Manger trop sainement peut nuire à la santé. Depuis la fin des années 1990, un nouveau trouble alimentaire est apparu dans nos sociétés: l’orthorexie.
Cette nouvelle obsession se situe, non pas au niveau de la quantité, mais de la qualité de l’alimentation. Les chercheurs parlent d’une dépendance à la nourriture saine.
Préoccupations de notre société
La porte-parole de la Direction régionale de santé publique, Martine Caza, déclare que: «l’orthorexie n’est pas un problème de santé publique, car elle ne touche pas une masse populationnelle. Elle ne fait pas partie de la classification internationale des maladies de santé mentale», ajoute-t-elle.
«Bien qu’elle ne soit pas reconnue par le manuel de classification des troubles mentaux (DMS 4), on en parle de plus en plus», poursuit la nutritionniste Josée Guérin, qui a fondé en 2005 la clinique psychoalimentaire à Laval.

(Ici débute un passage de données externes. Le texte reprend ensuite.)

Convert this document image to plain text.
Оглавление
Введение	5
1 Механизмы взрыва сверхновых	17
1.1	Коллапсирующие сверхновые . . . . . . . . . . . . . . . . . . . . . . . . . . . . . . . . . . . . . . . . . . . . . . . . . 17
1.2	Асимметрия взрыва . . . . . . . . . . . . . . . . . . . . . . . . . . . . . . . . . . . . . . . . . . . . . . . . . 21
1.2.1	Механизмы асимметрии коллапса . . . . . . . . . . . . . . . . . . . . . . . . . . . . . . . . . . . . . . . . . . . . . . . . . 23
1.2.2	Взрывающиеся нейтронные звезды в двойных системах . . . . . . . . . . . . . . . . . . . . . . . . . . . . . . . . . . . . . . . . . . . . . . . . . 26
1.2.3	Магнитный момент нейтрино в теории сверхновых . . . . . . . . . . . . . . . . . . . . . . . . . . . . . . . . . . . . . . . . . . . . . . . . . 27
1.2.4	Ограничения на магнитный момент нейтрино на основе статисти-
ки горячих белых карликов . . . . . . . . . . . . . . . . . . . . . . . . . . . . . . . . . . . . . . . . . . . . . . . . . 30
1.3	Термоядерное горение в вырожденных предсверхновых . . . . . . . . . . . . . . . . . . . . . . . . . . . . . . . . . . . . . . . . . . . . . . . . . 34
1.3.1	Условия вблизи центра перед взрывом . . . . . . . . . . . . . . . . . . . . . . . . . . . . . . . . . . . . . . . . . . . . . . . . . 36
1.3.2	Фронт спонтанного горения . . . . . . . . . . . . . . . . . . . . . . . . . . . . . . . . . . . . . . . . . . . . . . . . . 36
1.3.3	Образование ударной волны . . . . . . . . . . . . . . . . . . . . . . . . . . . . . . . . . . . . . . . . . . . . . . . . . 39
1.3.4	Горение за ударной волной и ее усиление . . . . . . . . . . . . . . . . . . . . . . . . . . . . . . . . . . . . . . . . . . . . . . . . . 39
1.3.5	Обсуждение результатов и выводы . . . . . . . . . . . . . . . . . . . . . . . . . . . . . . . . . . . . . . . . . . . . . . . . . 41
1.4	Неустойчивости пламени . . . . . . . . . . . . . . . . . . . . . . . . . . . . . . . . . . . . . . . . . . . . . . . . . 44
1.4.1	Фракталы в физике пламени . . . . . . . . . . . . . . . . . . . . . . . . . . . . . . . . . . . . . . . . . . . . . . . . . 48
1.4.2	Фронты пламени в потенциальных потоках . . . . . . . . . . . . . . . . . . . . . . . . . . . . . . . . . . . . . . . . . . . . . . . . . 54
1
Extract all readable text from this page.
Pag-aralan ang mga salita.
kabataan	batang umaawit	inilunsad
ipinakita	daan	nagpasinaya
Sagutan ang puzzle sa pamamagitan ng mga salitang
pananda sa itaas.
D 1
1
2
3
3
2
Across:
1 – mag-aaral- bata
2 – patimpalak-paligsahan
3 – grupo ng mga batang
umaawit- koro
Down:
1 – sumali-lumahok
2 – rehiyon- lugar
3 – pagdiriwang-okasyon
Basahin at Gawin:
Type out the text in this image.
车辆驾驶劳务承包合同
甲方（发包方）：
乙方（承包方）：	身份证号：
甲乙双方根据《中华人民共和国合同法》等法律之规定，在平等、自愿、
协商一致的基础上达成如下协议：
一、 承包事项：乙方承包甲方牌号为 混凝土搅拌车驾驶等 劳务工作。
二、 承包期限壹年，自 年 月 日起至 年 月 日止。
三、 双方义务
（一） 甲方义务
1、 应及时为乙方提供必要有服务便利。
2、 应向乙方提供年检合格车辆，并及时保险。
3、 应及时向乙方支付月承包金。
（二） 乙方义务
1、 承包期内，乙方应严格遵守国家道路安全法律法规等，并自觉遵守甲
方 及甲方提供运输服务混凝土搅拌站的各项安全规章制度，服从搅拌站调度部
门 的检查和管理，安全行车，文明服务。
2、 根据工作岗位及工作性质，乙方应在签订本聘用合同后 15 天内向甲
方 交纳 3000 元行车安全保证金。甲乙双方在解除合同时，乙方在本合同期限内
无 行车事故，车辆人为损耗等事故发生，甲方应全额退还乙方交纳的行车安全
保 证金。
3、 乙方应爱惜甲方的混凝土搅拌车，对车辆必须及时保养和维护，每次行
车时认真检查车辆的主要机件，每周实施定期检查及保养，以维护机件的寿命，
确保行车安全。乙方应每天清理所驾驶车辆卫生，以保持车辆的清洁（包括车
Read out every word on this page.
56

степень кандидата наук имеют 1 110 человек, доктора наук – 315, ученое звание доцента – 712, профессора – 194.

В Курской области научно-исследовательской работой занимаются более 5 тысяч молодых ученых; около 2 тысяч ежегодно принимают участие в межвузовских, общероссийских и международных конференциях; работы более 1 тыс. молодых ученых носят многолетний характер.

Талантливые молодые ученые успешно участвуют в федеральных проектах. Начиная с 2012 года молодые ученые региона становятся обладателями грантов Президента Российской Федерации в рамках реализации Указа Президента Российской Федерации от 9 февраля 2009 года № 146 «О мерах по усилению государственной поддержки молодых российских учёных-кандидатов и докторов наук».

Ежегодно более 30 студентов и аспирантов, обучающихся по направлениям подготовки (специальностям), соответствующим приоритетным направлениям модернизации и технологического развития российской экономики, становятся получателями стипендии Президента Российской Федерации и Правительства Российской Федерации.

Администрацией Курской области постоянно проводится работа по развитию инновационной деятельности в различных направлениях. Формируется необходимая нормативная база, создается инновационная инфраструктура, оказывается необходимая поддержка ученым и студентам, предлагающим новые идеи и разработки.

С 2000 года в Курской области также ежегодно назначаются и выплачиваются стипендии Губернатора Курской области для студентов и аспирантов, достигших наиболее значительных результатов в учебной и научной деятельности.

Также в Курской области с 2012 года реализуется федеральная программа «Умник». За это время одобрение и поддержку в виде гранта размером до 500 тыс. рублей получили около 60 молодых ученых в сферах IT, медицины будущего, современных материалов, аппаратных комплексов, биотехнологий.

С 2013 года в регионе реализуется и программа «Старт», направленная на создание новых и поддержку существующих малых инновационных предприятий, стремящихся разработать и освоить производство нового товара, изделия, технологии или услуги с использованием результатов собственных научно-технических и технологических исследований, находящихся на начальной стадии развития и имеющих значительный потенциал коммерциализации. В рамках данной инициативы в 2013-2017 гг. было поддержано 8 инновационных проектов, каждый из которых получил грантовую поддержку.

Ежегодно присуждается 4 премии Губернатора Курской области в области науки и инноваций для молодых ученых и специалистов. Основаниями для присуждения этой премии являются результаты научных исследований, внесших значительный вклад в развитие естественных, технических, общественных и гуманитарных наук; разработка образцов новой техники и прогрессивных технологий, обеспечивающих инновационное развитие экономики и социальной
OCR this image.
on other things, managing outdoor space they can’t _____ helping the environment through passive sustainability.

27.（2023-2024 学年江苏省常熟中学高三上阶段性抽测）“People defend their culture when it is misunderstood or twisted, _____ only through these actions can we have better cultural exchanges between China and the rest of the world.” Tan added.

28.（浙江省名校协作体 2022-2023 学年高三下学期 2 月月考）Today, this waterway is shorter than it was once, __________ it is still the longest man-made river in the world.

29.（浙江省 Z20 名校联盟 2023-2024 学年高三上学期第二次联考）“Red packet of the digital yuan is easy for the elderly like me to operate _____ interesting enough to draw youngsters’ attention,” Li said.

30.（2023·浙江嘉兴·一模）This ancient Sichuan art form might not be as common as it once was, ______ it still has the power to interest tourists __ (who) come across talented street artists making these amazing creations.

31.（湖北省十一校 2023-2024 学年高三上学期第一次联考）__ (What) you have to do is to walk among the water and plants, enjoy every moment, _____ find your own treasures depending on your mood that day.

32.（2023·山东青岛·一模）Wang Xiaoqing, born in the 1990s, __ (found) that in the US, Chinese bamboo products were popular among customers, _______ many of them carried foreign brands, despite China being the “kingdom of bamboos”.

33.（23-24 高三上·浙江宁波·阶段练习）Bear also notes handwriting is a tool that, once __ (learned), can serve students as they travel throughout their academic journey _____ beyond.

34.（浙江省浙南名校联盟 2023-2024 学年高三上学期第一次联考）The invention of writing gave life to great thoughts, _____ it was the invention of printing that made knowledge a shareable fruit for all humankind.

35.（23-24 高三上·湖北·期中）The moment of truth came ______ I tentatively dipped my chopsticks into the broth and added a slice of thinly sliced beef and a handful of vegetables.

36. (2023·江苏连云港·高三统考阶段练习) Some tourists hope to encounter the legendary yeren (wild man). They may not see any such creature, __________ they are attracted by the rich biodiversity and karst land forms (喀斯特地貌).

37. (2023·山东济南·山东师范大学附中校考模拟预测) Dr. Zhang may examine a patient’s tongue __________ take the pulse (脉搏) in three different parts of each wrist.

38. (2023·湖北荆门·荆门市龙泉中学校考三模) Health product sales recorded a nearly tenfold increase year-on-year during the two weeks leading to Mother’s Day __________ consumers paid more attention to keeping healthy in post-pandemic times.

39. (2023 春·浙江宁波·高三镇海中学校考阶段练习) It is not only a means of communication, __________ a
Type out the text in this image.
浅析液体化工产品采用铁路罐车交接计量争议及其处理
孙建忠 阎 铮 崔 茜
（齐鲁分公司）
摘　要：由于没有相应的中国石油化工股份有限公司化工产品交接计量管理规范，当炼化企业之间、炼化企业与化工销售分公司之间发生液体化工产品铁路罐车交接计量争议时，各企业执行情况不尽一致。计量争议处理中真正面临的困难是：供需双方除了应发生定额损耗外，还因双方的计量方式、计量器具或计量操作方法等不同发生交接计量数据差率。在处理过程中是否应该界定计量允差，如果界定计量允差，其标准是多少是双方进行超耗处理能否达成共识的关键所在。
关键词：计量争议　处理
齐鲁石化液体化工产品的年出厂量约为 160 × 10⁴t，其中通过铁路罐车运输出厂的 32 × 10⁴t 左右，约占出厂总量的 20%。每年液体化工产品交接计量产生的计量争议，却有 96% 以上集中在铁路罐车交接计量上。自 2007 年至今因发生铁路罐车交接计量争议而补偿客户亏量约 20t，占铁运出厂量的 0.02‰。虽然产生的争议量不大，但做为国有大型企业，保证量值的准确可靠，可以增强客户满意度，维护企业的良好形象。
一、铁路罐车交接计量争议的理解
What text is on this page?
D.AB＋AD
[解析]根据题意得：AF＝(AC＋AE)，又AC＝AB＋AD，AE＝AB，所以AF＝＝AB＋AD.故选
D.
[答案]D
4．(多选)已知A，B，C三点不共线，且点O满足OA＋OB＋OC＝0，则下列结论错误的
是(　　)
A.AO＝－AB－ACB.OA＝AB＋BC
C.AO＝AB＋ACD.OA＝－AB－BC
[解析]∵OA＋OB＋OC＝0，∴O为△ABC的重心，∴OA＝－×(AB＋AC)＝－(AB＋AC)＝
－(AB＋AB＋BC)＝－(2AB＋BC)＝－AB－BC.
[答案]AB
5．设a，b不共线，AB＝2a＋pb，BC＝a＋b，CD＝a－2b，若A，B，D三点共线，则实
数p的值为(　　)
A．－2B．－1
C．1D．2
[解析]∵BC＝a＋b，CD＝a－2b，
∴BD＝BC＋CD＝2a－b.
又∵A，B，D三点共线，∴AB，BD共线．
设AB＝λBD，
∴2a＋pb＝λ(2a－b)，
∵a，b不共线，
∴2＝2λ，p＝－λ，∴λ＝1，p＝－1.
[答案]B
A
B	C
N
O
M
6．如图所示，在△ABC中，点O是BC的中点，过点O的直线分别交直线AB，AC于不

Selon Mme Guérin, qui enseigne aussi à l’Université de Montréal, «cette nouvelle pathologie est générée par toutes les préoccupations alimentaires de notre société».
Une alimentation rigide
«L’alimentation des personnes atteintes d’orthorexie est très rigide. Son impact peut se traduire par un isolement – celles-ci refusant d’aller au restaurant ou chez des amis», note la nutritionniste et psychothérapeute.
«Les orthorexiques planifient aussi leurs repas plusieurs jours à l’avance», ajoute-t-elle, précisant que ces comportements peuvent être précurseurs ou associés à de l’anorexie mentale.
Le test de Bratman
En l’an 2000, le docteur californien, Steve Bratman, est le premier à présenter ce phénomène dans son livre, Health Food Junkie.
M. Bratman a élaboré un questionnaire pour déterminer si une personne est atteinte d’orthorexie. Les dix questions du test se rapportent à notre façon de s’alimenter: «Passez-vous plus de trois heures par jour à penser à votre régime alimentaire?»; «Votre régime alimentaire gêne-t-il vos sorties, vous éloignant de votre famille et de vos amis?»
D’autres font référence au plaisir de manger: «La valeur nutritionnelle de votre repas est-elle plus importante que le plaisir de le déguster?» Une orthorexie est retenue si le nombre de réponses positives est supérieur à quatre.
Souffrance psychologique
«Selon la vulnérabilité des personnes, leur état d’anxiété, manger sain peut devenir une source de souffrances psychologiques, reliée à l’isolement, au perfectionnisme ou à l’obsession», poursuit Mme Guérin.
La nutritionniste indique toutefois que son équipe soigne très peu d’orthorexiques dans sa clinique. «C’est quelque chose de bien vu dans la société. Ces personnes vont consulter lorsque ça prend trop de place dans leur vie. Par contre, je connais des gens orthorexiques en dehors», dit-elle.
Prendre du plaisir
Josée Guérin explique que ce comportement est lié «à l’impact de la société de performance, aux politiques nutritionnelles de manger santé et aux alicaments».
«Oui, cela peut être intéressant d’améliorer son alimentation, pour autant que celle-ci reste normale. On peut prendre du plaisir sans être parfait», conclut-elle.